Economists and the industry have forever been at loggerheads about the definite size of the formal sector. Answering the much-debated question, the survey said, “About 0.6 percent of firms, accounting for 38 percent of total turnover, 87 percent of exports, and 63 percent of GST liability are what might be called in the “hard core” formal sector in the sense of being both in the tax and social security net.”

The survey said that there are many different definitions of formal and informal sectors. “The most common ones are: (a) whether a worker has a formal contract; (b) whether a worker is a regular/salaried worker (as opposed to self-employed or casual); (c) whether a firm is registered with any branch of the government; (d) whether the firm pays taxes; and (e) whether a worker receives social security,” defined the report.

“At the other end, 87 percent of firms, representing 21 percent of total turnover, are purely informal, outside both the tax and social security nets,” said the report, estimating the size of the informal sector.
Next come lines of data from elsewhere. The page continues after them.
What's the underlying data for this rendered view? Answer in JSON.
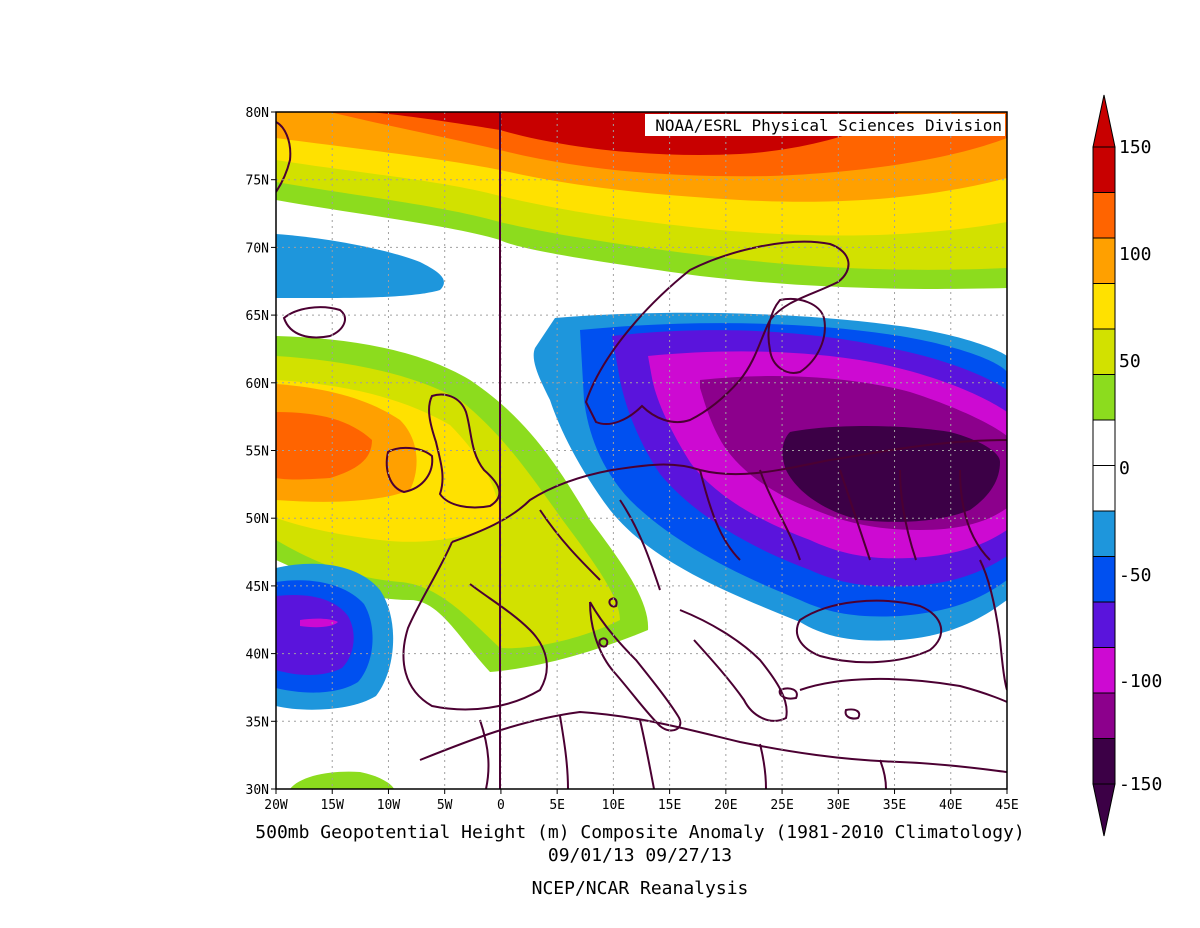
{
  "credit": "NOAA/ESRL Physical Sciences Division",
  "caption": {
    "line1": "500mb Geopotential Height (m) Composite Anomaly (1981-2010 Climatology)",
    "line2": "09/01/13 09/27/13",
    "line3": "NCEP/NCAR Reanalysis"
  },
  "map": {
    "lat_ticks": [
      "80N",
      "75N",
      "70N",
      "65N",
      "60N",
      "55N",
      "50N",
      "45N",
      "40N",
      "35N",
      "30N"
    ],
    "lon_ticks": [
      "20W",
      "15W",
      "10W",
      "5W",
      "0",
      "5E",
      "10E",
      "15E",
      "20E",
      "25E",
      "30E",
      "35E",
      "40E",
      "45E"
    ],
    "lat_range": [
      30,
      80
    ],
    "lon_range": [
      -20,
      45
    ]
  },
  "colorbar": {
    "labels": [
      "150",
      "100",
      "50",
      "0",
      "-50",
      "-100",
      "-150"
    ],
    "colors_top_to_bottom": [
      "#c80000",
      "#ff6400",
      "#ffa000",
      "#ffe100",
      "#d2e100",
      "#8cdc1e",
      "#ffffff",
      "#ffffff",
      "#1e96dc",
      "#0050f0",
      "#5a14dc",
      "#cd0ad2",
      "#8c008c",
      "#3c0046"
    ]
  },
  "colors": {
    "land_outline": "#4b0032",
    "grid": "#a0a0a0"
  }
}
The survey also revealed that post implementation of the goods and service tax (GST) bill on 1 July last year, number of indirect tax payers increased by a half with Maharashtra, Uttar Pradesh (UP), Tamil Nadu and Gujarat having the highest number of GST registrants.
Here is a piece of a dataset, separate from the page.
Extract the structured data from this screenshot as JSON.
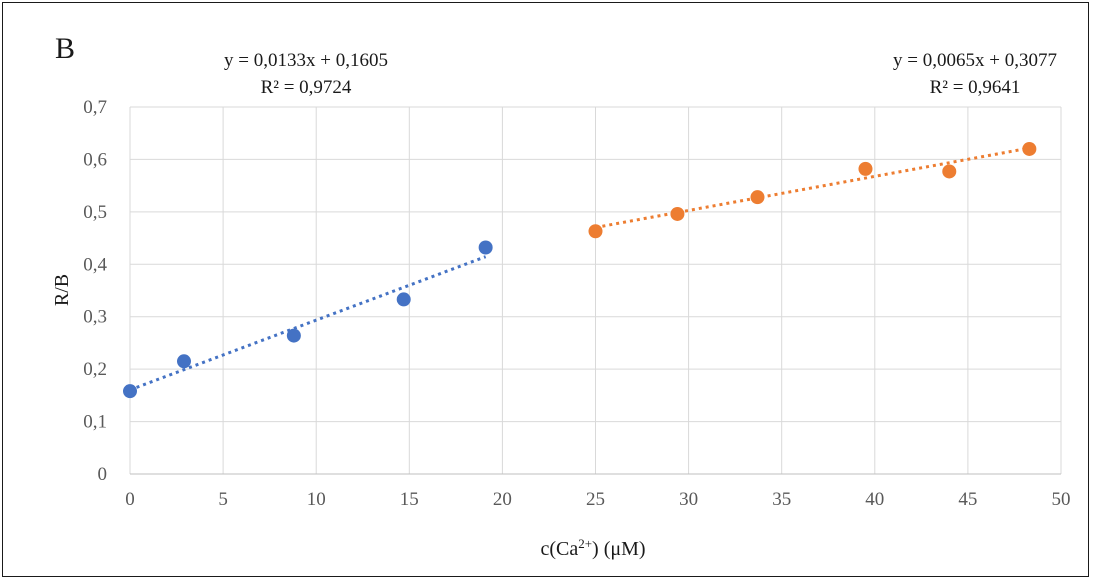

“Adjusting the base for double and triple counting, the GST has increased the number of unique indirect taxpayers by more than 50 percent, a substantial 3.4 million,” said the survey.

The Economic Survey is prepared by Chief Economic Adviser (CEA) Arvind Subramania and his team of economists.

“The GST has been widely heralded for many things, especially its potential to create one Indian market, expand the tax base, and foster cooperative federalism. Yet almost unnoticed is its one enormous benefit: it will create a vast repository of information, which will enlarge and surely alter our understanding of India’s economy,” said the survey.

Analysing the export sector, the Survey stated that there is a strong correlation between export performance and an Indian states’ standard of living, more the export, better the standard of living in the corresponding state.

The survey, interestingly, noted that, “India’s exports are unusual in that the largest firms account for a much smaller share than in other comparable countries”.

The Survey also found out that India’s formal sector non-farm payroll is substantially greater than currently believed.

“Formality defined in terms of social security provision yields an estimate of formal sector payroll of about 31 percent of the nonagricultural work force; formality defined in terms of being part of the GST net suggests a formal sector payroll of 53 percent,” said the report.